“Build a rich text editor” is one of the hardest senior-frontend interview prompts. The naive solution — a contenteditable div — works for ten minutes and then collapses under the weight of selection bugs, undo/redo, paste sanitization, IME support, and collaborative editing. Real interview signal here is whether you understand the document-model abstraction and the tradeoffs between the major frameworks.
Why contenteditable alone fails
Browsers implement contenteditable with their own DOM-mutation logic. Every browser does it differently. You cannot reliably:
- Insert a custom block at the cursor (each browser produces different DOM)
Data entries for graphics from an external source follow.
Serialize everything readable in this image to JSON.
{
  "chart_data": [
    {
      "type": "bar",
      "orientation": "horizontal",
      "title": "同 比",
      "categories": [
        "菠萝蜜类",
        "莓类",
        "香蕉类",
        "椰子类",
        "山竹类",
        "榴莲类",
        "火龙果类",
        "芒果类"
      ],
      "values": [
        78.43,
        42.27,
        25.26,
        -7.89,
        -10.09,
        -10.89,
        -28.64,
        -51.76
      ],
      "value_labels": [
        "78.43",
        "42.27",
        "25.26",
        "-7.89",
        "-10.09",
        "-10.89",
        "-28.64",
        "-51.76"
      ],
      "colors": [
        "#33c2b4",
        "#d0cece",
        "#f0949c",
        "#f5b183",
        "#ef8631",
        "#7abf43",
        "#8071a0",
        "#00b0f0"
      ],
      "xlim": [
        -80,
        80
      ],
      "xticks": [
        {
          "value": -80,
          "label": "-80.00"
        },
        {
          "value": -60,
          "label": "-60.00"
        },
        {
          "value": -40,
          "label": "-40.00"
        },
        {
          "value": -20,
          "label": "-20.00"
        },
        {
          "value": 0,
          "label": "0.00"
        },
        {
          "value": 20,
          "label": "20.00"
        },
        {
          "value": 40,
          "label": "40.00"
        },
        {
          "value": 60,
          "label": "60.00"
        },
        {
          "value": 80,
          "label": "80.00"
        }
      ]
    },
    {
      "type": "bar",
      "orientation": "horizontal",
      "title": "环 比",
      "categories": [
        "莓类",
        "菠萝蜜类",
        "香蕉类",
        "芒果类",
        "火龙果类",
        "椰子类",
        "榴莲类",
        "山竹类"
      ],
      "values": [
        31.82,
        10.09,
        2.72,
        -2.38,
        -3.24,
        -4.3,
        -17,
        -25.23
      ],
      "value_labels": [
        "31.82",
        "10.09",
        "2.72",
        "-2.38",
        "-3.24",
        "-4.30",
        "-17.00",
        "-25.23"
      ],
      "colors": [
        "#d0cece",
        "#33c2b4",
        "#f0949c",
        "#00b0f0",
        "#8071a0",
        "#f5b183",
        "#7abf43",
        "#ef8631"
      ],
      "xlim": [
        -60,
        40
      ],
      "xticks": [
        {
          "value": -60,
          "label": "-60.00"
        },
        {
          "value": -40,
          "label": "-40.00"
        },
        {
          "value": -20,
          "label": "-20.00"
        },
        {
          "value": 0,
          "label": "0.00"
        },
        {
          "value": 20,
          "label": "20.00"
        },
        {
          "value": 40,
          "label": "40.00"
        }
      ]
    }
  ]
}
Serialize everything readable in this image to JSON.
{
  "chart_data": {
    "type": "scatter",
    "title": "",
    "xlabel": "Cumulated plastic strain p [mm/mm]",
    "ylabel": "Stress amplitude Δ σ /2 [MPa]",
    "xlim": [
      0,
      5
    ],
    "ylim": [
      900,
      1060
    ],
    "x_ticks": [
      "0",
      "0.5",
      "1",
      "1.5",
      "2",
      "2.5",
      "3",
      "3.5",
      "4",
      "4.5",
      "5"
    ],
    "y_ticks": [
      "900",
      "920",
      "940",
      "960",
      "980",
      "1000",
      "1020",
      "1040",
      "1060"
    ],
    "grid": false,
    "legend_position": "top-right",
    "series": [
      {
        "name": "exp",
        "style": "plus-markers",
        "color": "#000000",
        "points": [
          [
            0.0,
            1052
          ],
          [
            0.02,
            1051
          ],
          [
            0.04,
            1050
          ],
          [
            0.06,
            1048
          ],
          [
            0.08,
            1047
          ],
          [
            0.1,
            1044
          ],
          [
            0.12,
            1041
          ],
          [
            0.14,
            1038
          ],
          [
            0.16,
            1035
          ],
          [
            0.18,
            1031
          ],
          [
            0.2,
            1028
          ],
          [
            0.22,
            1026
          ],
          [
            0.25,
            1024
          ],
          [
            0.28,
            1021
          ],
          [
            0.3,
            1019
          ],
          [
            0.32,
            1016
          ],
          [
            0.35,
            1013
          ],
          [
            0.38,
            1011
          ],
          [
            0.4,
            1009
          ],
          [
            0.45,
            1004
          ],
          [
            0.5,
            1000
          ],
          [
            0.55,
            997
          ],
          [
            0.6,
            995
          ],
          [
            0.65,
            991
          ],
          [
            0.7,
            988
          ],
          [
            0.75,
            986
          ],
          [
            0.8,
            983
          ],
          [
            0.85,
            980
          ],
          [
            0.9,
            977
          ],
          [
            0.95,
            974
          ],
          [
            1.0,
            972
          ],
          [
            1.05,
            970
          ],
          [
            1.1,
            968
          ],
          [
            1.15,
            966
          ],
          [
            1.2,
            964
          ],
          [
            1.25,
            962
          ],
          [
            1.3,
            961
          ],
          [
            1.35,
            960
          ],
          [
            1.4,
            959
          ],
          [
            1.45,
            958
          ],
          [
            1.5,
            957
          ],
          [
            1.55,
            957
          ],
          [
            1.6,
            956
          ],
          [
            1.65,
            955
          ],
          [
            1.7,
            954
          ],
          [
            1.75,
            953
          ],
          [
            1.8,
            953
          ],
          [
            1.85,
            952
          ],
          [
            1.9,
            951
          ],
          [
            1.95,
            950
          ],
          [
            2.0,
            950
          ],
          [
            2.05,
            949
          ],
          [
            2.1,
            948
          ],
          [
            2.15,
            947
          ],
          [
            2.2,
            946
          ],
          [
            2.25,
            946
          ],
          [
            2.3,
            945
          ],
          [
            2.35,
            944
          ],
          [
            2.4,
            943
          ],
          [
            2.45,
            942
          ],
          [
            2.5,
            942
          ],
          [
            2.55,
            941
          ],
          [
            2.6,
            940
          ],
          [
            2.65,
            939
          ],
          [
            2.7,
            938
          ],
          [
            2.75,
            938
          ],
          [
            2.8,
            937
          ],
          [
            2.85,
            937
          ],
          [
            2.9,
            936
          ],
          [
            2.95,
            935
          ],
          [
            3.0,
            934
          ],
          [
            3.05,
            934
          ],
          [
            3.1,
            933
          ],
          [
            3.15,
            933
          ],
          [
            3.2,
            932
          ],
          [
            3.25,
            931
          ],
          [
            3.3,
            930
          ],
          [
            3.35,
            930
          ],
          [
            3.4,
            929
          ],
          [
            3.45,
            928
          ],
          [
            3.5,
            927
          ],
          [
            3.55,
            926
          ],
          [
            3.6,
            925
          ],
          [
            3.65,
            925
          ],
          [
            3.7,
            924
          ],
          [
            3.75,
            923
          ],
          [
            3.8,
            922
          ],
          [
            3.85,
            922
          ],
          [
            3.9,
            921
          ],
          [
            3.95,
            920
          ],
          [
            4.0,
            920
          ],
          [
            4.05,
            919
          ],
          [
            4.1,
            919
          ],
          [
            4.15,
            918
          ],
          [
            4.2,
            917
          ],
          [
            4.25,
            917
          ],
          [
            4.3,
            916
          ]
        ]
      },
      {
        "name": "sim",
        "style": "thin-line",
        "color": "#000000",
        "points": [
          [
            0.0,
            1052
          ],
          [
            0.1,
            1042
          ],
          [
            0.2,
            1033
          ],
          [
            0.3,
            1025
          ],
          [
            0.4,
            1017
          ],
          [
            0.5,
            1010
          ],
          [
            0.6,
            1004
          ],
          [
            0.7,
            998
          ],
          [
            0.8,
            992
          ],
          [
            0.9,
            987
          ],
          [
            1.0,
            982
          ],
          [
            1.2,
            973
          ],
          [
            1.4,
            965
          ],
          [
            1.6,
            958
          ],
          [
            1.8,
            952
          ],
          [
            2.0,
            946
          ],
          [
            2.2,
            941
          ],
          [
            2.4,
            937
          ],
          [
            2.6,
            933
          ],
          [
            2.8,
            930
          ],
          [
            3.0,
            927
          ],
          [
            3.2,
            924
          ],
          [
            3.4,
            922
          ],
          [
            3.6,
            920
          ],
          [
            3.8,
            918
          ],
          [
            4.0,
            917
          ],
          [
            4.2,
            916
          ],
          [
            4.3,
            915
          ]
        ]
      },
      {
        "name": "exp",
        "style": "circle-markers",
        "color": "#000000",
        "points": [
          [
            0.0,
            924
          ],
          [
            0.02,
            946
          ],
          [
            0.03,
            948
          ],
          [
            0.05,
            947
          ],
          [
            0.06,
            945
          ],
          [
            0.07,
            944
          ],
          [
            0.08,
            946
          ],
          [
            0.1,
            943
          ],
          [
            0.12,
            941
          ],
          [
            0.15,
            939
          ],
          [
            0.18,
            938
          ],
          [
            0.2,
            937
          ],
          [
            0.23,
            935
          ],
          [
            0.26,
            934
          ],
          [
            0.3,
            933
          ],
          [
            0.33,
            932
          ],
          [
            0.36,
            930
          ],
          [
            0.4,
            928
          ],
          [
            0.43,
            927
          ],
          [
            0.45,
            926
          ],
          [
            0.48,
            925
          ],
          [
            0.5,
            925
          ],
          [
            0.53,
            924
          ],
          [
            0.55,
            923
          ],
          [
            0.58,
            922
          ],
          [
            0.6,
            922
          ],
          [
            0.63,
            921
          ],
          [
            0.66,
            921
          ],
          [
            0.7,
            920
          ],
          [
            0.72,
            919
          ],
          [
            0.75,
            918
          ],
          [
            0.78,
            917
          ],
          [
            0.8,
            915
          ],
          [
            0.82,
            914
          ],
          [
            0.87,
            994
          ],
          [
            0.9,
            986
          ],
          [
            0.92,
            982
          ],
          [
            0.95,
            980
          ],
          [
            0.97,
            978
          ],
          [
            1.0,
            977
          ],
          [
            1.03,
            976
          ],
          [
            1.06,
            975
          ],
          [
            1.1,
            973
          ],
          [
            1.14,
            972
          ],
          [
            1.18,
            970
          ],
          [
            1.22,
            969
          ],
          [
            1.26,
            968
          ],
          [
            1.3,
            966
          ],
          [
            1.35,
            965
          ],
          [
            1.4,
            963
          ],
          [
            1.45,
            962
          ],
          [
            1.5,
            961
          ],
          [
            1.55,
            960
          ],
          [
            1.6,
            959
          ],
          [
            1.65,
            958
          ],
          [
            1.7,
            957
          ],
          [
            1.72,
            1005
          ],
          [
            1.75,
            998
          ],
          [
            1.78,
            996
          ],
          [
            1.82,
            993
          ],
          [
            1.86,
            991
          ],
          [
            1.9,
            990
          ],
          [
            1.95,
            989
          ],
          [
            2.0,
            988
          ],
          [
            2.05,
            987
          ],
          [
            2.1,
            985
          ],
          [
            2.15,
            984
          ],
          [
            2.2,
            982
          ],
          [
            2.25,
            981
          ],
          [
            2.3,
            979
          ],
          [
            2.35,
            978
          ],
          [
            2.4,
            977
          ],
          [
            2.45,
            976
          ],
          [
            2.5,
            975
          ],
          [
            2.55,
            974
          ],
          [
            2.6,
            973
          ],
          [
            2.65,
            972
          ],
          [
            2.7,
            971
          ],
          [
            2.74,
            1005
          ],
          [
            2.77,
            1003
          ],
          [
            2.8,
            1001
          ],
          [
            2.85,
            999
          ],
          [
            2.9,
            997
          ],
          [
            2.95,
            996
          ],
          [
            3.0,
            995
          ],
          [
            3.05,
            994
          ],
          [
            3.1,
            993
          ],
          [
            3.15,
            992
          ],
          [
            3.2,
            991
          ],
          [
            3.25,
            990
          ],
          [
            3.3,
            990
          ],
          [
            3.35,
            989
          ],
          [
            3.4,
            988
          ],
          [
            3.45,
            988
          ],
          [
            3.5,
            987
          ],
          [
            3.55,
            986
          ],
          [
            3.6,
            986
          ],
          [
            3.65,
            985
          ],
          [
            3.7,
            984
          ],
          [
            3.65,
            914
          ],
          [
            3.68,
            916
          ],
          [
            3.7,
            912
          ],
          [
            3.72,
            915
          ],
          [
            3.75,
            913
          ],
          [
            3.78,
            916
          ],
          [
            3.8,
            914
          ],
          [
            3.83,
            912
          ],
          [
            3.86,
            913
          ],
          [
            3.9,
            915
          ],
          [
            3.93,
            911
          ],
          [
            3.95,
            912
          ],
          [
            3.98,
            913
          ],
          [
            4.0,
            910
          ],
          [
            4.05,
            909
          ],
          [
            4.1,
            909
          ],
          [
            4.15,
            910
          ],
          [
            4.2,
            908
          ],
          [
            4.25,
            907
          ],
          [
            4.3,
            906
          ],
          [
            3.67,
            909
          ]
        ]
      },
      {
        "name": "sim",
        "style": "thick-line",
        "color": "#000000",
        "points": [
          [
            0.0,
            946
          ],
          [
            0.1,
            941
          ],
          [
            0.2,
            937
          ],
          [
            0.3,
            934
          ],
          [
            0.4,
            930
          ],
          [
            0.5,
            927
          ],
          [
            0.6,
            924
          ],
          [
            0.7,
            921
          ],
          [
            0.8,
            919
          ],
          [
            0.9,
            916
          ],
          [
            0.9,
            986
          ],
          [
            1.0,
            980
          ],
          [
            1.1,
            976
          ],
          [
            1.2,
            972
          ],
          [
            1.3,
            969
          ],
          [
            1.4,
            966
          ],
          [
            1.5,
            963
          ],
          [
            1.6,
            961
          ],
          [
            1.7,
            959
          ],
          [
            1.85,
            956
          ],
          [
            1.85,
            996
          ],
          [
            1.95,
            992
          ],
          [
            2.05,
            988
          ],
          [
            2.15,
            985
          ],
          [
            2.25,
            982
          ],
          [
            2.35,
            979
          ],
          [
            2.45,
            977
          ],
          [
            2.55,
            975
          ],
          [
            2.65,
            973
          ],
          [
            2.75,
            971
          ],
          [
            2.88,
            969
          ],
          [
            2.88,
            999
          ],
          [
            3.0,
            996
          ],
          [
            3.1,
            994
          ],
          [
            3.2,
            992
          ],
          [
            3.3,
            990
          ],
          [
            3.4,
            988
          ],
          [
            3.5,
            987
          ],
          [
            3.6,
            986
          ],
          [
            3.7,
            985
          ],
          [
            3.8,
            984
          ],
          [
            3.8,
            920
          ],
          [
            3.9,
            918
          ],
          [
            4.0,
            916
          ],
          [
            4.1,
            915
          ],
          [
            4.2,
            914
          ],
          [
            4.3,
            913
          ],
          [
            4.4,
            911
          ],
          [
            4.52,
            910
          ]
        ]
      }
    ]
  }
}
- Implement clean undo/redo (browser stack mixes with yours)
- Render arbitrary structured nodes (mentions, embedded videos, code blocks)
- Maintain selection across React re-renders
- Sync edits across collaborators
The fix is to introduce an explicit document model and treat the DOM as a render target.
The document model
Every modern editor framework defines its own document tree. Common shape:
- Root is a document node
- Children are blocks (paragraph, heading, list, code block, image)
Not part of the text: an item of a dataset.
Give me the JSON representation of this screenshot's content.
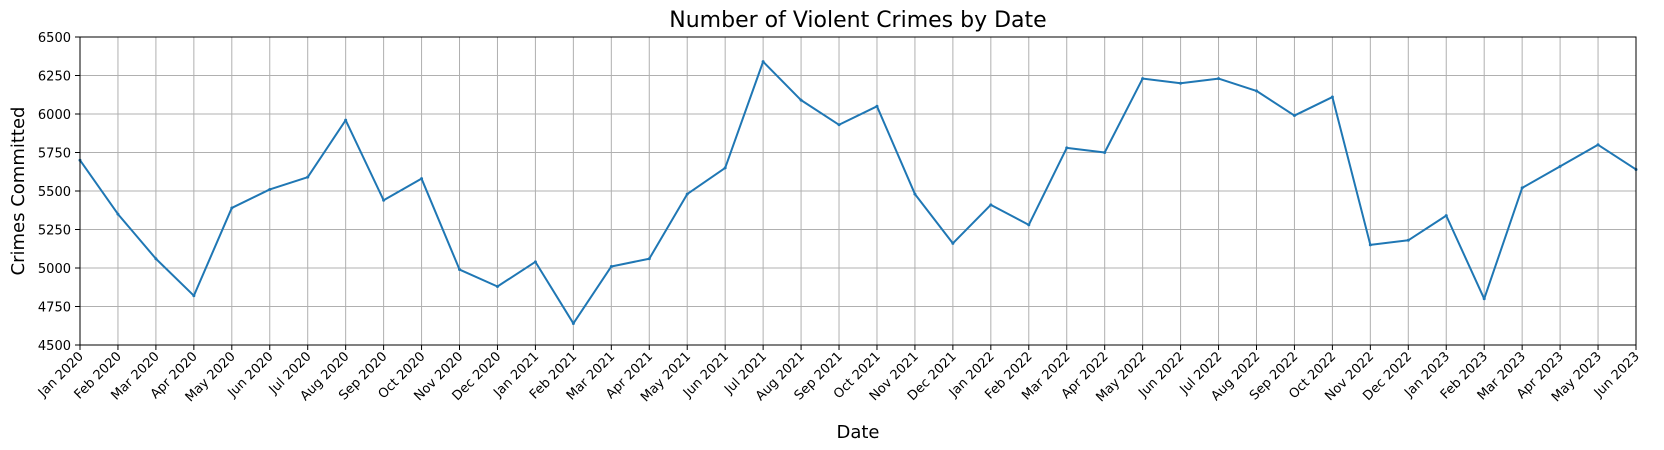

- Inline children carry text and marks (bold, italic, link, mention)
Selection is expressed in document coordinates (path + offset), not DOM coordinates. The editor renders the document into the DOM and translates DOM events back into document operations (transactions).
The three big frameworks
ProseMirror
The granddaddy. Marijn Haverbeke (CodeMirror) wrote it. Document model is a strictly-typed schema; every transaction is a sequence of named steps that can be transformed against concurrent edits. Powers Atlassian, the New York Times CMS, Tiptap, Outline, and many enterprise editors. Steepest learning curve. Best collaboration story (Operational Transform-like step rebasing).
Tiptap
Headless wrapper around ProseMirror with a friendlier extension API and React/Vue/Svelte bindings. You get ProseMirror power without writing the schema and plugin boilerplate. Good default for production teams.
Lexical
Meta’s editor (replaces Draft.js, powers Facebook posts and comments). Different model: nodes are immutable, the editor state is a tree of node references, edits produce a new immutable state. Strong React integration. Easier to reason about than ProseMirror in many ways. Less mature collaboration story.
What interviewers want to see
- You name the document-model abstraction without prompting
- You explain why
contenteditablealone is insufficient - You sketch the data flow: DOM event → editor command → transaction → new state → re-render
- You discuss selection as a first-class part of the state
- You raise undo/redo as a transaction-history problem, not a DOM problem
- You mention paste sanitization and the security risk of HTML paste
- For senior+ you discuss collaboration (CRDT vs OT, Yjs/Automerge bindings)
Selection — the trap question
Interviewers will ask: “What happens if React re-renders while the user is typing?” The answer: if you re-render the contenteditable subtree, the browser loses native selection. You must either capture selection before re-render and restore after, or use an editor framework that handles this for you. The “restore selection” code is finicky — you map a document position back to a DOM (Node, offset) pair, then call Selection.setBaseAndExtent.
Undo/redo
Don’t rely on document.execCommand("undo"). Implement a transaction history: each command produces a transaction; the history stack stores forward and inverse transactions. Undo applies the inverse; redo re-applies the forward. The browser’s undo stack is bypassed.
Collaboration
Two approaches:
- OT (Operational Transform): ProseMirror-style. Steps rebase against concurrent steps. Server is source of truth.
- CRDT (Conflict-free Replicated Data Type): Yjs is the dominant library. Edits commute. No central server required (though in practice you usually have one for persistence).
For interview purposes you should be able to explain the tradeoff and name Yjs as the modern default for new editors.
Frequently Asked Questions
Which framework should I pick for a real product?
Tiptap if you want ProseMirror power without the boilerplate. Lexical if you are React-first and want a simpler mental model. Plain ProseMirror if you have unusual document needs and a senior team.
Do I need to know the source code?
No. Senior interviews want you to know the abstractions and tradeoffs. The framework hides the gnarly parts; understanding why those parts are gnarly is the signal.
How do I handle paste?
Capture the paste event. Sanitize HTML (DOMPurify is standard). Map the cleaned HTML to your document schema (drop unknown nodes, keep marks you support). Treat plain-text paste separately.